J'ai développé une vision subjective, une figuration abstraite si vous préférez, dont l'énergie est exprimée sur la toile au moyen de masses, de formes, de pressions et de couleurs. J'ai vu ces formes dans les lignes sinueuses d'un fleuve noir traversant une plaine enneigée, dans un rocher de granite découpant le ciel. J'ai constaté qu'il était possible d'explorer la métaphore peinte sans devoir aller vers des interprétations fantasmatiques, ni me retrouver à peindre un tableau noir.

À l'extérieur, je n'ai pas l'impression de faire partie de la pluie qui tombe. Je ne suis pas comme la feuille dans l'arbre. Si la nature m'inspire, c'est parce que je veux questionner mon existence. La civilisation a commencé avec le cycle des jours et des saisons. Notre logique, qui se fonde sur ce même caractère de prédicibilité en toutes choses, se voit cependant tempérée par la connaissance de nos limites. L'observation scientifique rigoureuse des divers phénomènes n'empêche pas nos conclusions de reposer sur des conjectures.

Notre existence en parallèle avec la nature est une des métaphores présentes dans mon travail. Ainsi, l'aspect du ciel indique le temps qu'il fait. Si l'eau est noire, on peut en conclure qu'elle est froide.

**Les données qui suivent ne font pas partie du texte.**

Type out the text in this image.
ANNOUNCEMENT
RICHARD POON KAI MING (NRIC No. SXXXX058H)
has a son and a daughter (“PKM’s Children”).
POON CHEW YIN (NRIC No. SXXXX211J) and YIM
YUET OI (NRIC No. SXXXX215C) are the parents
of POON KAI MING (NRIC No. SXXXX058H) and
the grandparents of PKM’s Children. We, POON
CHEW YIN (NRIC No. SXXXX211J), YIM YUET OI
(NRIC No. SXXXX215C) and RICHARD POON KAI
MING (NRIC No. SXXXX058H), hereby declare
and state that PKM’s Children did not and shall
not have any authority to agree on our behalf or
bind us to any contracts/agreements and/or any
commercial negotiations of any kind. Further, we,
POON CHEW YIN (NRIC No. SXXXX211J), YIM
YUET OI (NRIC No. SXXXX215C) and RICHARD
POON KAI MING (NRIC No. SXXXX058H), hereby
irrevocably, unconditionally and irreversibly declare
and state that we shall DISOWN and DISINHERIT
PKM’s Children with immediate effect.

Par ces observations, je compose des scènes.


La silhouette d'un volcan éclipsée par un nuage de cendres ou l'effet que produisent des cumulus poussés par le vent, tout cela se manifeste dans notre façon d'inventer ou de concevoir les choses simples ou complexes. Le barrage imite la chute d'eau, le motif est parallèle à la réalité. La nature se distingue autant de l'imitation qu'elle en est similaire. La cataracte cependant semble supérieure au barrage. Dans cette différence, je perçois l'homme. Voyez la taille que nous avons en comparaison de celle de l'univers. Aujourd'hui, nous nous imitons nous-mêmes. Les technologies informatiques reflètent ce que nous pensons connaître de l'intelligence humaine, ce qui est intéressant, voire troublant.

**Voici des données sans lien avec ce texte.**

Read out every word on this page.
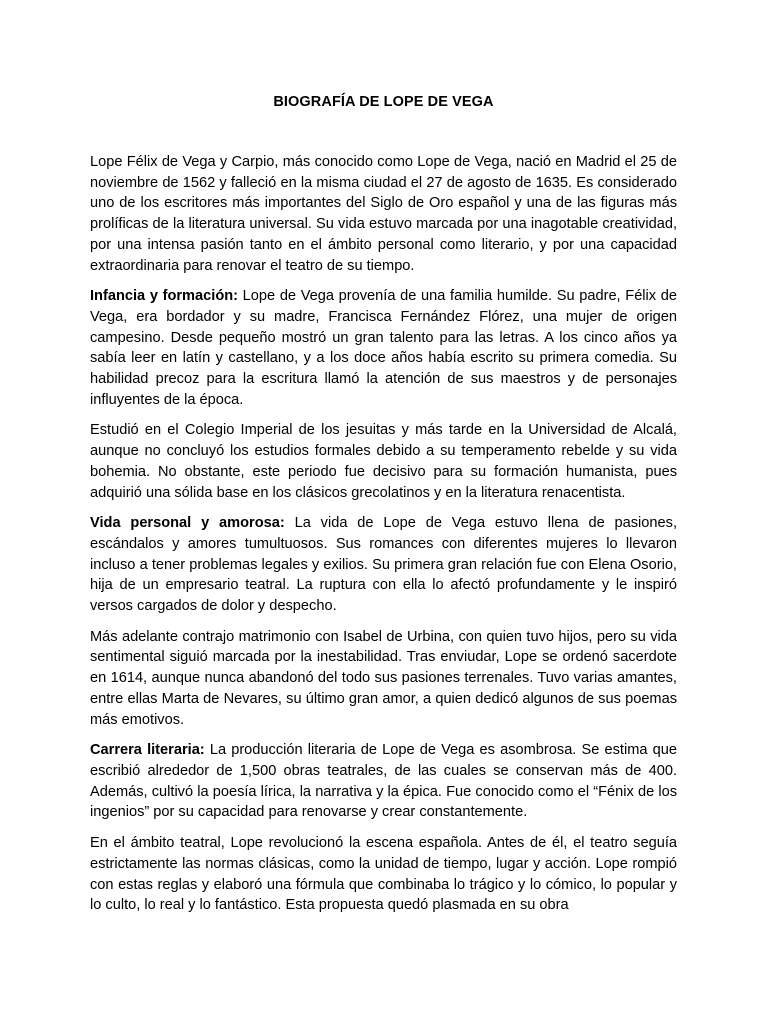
BIOGRAFÍA DE LOPE DE VEGA

Lope Félix de Vega y Carpio, más conocido como Lope de Vega, nació en Madrid el 25 de noviembre de 1562 y falleció en la misma ciudad el 27 de agosto de 1635. Es considerado uno de los escritores más importantes del Siglo de Oro español y una de las figuras más prolíficas de la literatura universal. Su vida estuvo marcada por una inagotable creatividad, por una intensa pasión tanto en el ámbito personal como literario, y por una capacidad extraordinaria para renovar el teatro de su tiempo.

Infancia y formación: Lope de Vega provenía de una familia humilde. Su padre, Félix de Vega, era bordador y su madre, Francisca Fernández Flórez, una mujer de origen campesino. Desde pequeño mostró un gran talento para las letras. A los cinco años ya sabía leer en latín y castellano, y a los doce años había escrito su primera comedia. Su habilidad precoz para la escritura llamó la atención de sus maestros y de personajes influyentes de la época.

Estudió en el Colegio Imperial de los jesuitas y más tarde en la Universidad de Alcalá, aunque no concluyó los estudios formales debido a su temperamento rebelde y su vida bohemia. No obstante, este periodo fue decisivo para su formación humanista, pues adquirió una sólida base en los clásicos grecolatinos y en la literatura renacentista.

Vida personal y amorosa: La vida de Lope de Vega estuvo llena de pasiones, escándalos y amores tumultuosos. Sus romances con diferentes mujeres lo llevaron incluso a tener problemas legales y exilios. Su primera gran relación fue con Elena Osorio, hija de un empresario teatral. La ruptura con ella lo afectó profundamente y le inspiró versos cargados de dolor y despecho.

Más adelante contrajo matrimonio con Isabel de Urbina, con quien tuvo hijos, pero su vida sentimental siguió marcada por la inestabilidad. Tras enviudar, Lope se ordenó sacerdote en 1614, aunque nunca abandonó del todo sus pasiones terrenales. Tuvo varias amantes, entre ellas Marta de Nevares, su último gran amor, a quien dedicó algunos de sus poemas más emotivos.

Carrera literaria: La producción literaria de Lope de Vega es asombrosa. Se estima que escribió alrededor de 1,500 obras teatrales, de las cuales se conservan más de 400. Además, cultivó la poesía lírica, la narrativa y la épica. Fue conocido como el “Fénix de los ingenios” por su capacidad para renovarse y crear constantemente.

En el ámbito teatral, Lope revolucionó la escena española. Antes de él, el teatro seguía estrictamente las normas clásicas, como la unidad de tiempo, lugar y acción. Lope rompió con estas reglas y elaboró una fórmula que combinaba lo trágico y lo cómico, lo popular y lo culto, lo real y lo fantástico. Esta propuesta quedó plasmada en su obra
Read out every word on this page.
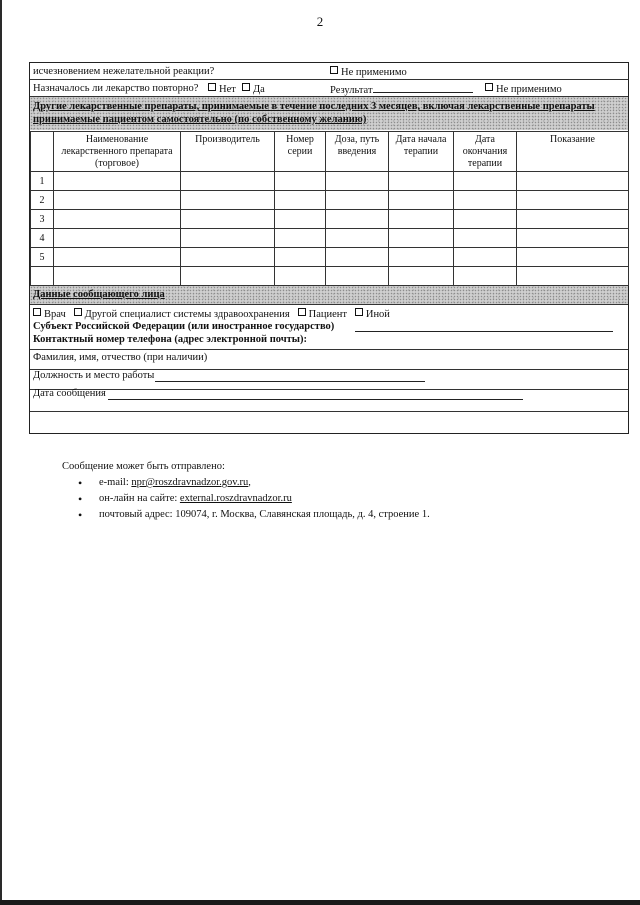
2
исчезновением нежелательной реакции?	Не применимо
Назначалось ли лекарство повторно?	Нет	Да	Результат	Не применимо
Другие лекарственные препараты, принимаемые в течение последних 3 месяцев, включая лекарственные препараты
принимаемые пациентом самостоятельно (по собственному желанию)
	Наименование лекарственного препарата (торговое)	Производитель	Номер серии	Доза, путь введения	Дата начала терапии	Дата окончания терапии	Показание
1							
2							
3							
4							
5							

Данные сообщающего лица
Врач Другой специалист системы здравоохранения Пациент Иной
Субъект Российской Федерации (или иностранное государство)
Контактный номер телефона (адрес электронной почты):
Фамилия, имя, отчество (при наличии)
Должность и место работы
Дата сообщения
Сообщение может быть отправлено:
• e-mail: npr@roszdravnadzor.gov.ru,
• он-лайн на сайте: external.roszdravnadzor.ru
• почтовый адрес: 109074, г. Москва, Славянская площадь, д. 4, строение 1.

En tenant compte des nombreuses transformations qu'a subi l'image et ce que signifie l'absence de son et de mouvement d'un tableau, je crée des lieux faisant appel à la mémoire où le regardeur peut s'introduire.

Ce qu'un artiste sait est reflété dans son oeuvre. Je suis peintre à une époque où les images sont en surabondance. Je suis consciente de cette réalité et en même temps je laisse ce fait me traverser, moi, en tant qu'artiste.

Il y a une façon de faire un paysage qui donne l'impression d'être assis au sommet d'une île; on regarde tout autour et aucune terre n'est en vue, on ne voit que la courbe de l'horizon. C'est la seule chose qui nous indique que nous sommes sur une planète et c'est la seule chose qui compte pour un temps. C'est la figuration du silence, un peu comme lorsqu'on quitte un endroit achalandé pour retrouver la tranquillité. On ferme la porte derrière soi, et c'est le silence.